House debates

Thursday, 9 August 2007

Federal Magistrates Amendment (Disability and Death Benefits) Bill 2006

Second Reading

10:23 am

Photo of Duncan KerrDuncan Kerr (Denison, Australian Labor Party) Share this | Hansard source

I thank the member for Fisher for his comments on the Federal Magistrates Amendment (Disability and Death Benefits) Bill 2006. Certainly it is true that on this issue there is broad bipartisanship, but there are a number of significant issues which are material to this debate on which I wish to make comment. Before I do and before the member for Fisher leaves, I noted his comments about the compulsory retirement age of justices of the High Court, Federal Court and Federal Magistrates Court, a provision that flows from constitutional changes that were made in the early seventies, I think. That was a different time and Australia was a very different society. We have now introduced age discrimination legislation such that people, as long as they are fit, capable and able, can continue to work. We recognise and seek to encourage people to do so. Without making anything other than an oblique comment, I note that the leader of the parliamentary party to which the honourable member for Fisher belongs is proposing to contest the next election which, if he is successful, will take him well past the retiring age that is proposed or required for judges.

I do agree with the member for Fisher that there is a decent and proper case to be made for reviewing those provisions. It will not be easy to change, because they are constitutionally entrenched.
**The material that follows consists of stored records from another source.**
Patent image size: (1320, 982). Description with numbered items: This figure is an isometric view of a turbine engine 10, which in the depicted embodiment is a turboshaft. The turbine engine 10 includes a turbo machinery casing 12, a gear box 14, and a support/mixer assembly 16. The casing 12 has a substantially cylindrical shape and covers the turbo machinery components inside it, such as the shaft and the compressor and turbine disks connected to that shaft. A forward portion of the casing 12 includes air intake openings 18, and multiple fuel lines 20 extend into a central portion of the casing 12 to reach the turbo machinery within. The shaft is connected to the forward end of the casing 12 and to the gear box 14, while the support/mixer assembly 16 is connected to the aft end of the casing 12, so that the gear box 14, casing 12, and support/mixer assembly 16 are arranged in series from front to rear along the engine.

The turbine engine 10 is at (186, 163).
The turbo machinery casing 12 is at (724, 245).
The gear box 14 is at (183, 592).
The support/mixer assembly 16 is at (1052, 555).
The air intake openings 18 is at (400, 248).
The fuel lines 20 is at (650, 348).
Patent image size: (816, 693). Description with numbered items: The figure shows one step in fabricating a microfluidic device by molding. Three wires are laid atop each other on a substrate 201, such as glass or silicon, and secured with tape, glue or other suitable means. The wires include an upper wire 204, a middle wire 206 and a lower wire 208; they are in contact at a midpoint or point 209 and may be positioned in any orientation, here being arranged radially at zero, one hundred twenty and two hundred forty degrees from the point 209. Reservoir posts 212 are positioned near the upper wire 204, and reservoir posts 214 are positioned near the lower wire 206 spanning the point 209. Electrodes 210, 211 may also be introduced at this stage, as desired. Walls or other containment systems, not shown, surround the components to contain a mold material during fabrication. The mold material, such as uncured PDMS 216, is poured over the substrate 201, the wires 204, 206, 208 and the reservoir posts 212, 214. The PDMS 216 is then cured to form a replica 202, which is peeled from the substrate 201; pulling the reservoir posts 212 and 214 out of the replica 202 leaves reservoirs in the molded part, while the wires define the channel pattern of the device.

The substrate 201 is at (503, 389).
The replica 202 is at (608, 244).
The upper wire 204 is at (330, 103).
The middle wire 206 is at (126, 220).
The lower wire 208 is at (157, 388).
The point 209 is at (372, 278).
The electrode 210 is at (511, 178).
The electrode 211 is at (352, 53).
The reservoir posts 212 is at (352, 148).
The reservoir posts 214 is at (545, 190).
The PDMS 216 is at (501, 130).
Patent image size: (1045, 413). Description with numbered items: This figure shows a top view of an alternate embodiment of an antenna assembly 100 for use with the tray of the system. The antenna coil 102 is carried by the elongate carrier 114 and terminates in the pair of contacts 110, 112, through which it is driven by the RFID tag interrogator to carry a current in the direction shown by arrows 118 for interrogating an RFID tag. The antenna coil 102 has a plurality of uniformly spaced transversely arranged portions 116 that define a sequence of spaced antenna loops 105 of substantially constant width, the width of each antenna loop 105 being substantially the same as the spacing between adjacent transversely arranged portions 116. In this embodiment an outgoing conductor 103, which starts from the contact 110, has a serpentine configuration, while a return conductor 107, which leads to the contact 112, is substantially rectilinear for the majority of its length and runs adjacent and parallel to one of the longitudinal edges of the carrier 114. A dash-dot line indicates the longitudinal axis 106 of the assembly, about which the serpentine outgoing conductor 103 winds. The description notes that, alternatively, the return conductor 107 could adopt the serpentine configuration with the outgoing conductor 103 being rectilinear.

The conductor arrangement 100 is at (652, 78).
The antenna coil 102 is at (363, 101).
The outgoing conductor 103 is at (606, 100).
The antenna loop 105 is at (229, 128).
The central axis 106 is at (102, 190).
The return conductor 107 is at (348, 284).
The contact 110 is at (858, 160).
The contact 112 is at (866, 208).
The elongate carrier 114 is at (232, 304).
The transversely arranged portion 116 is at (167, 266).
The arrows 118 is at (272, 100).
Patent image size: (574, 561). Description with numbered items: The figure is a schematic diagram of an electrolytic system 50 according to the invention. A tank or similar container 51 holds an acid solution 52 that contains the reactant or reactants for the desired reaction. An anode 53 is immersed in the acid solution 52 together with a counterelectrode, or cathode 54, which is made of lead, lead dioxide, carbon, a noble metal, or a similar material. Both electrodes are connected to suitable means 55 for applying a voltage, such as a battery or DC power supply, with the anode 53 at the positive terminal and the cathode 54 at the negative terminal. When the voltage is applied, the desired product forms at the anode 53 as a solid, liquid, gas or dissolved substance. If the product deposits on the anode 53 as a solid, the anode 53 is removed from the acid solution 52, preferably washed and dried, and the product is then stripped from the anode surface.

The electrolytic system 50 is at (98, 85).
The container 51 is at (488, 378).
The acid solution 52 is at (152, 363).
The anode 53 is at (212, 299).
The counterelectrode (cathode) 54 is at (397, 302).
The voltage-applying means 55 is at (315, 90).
But they were entrenched at a time when there was essentially a compulsory retirement age—65 for men and, I think, 60 for women. In those circumstances, it was understandable that people felt it odd that we did not have such a rule that applied to judges. But I say to the member for Fisher—and I commend his reflection on this—the corollary is that, if we do bring ourselves to a position where we support a change to that regime, we need to have a mechanism for dealing with people who do not understand that they have passed the point of competence. That can happen even with a retirement age of 70. I am aware of instances where members of the federal judiciary had to be confronted by their chief justices on the question of whether they were still fit to perform their duties, notwithstanding that they were well under the age of 70. The situation is that, if a judge or person appointed under the Constitution to a chapter III court were to decline an invitation to consider their future in those circumstances, there really is no effective mechanism for addressing it. The only way a judge can be removed is by an address to both houses of the parliament. We have no independent external mechanism to deal with what inevitably will become an issue in the future.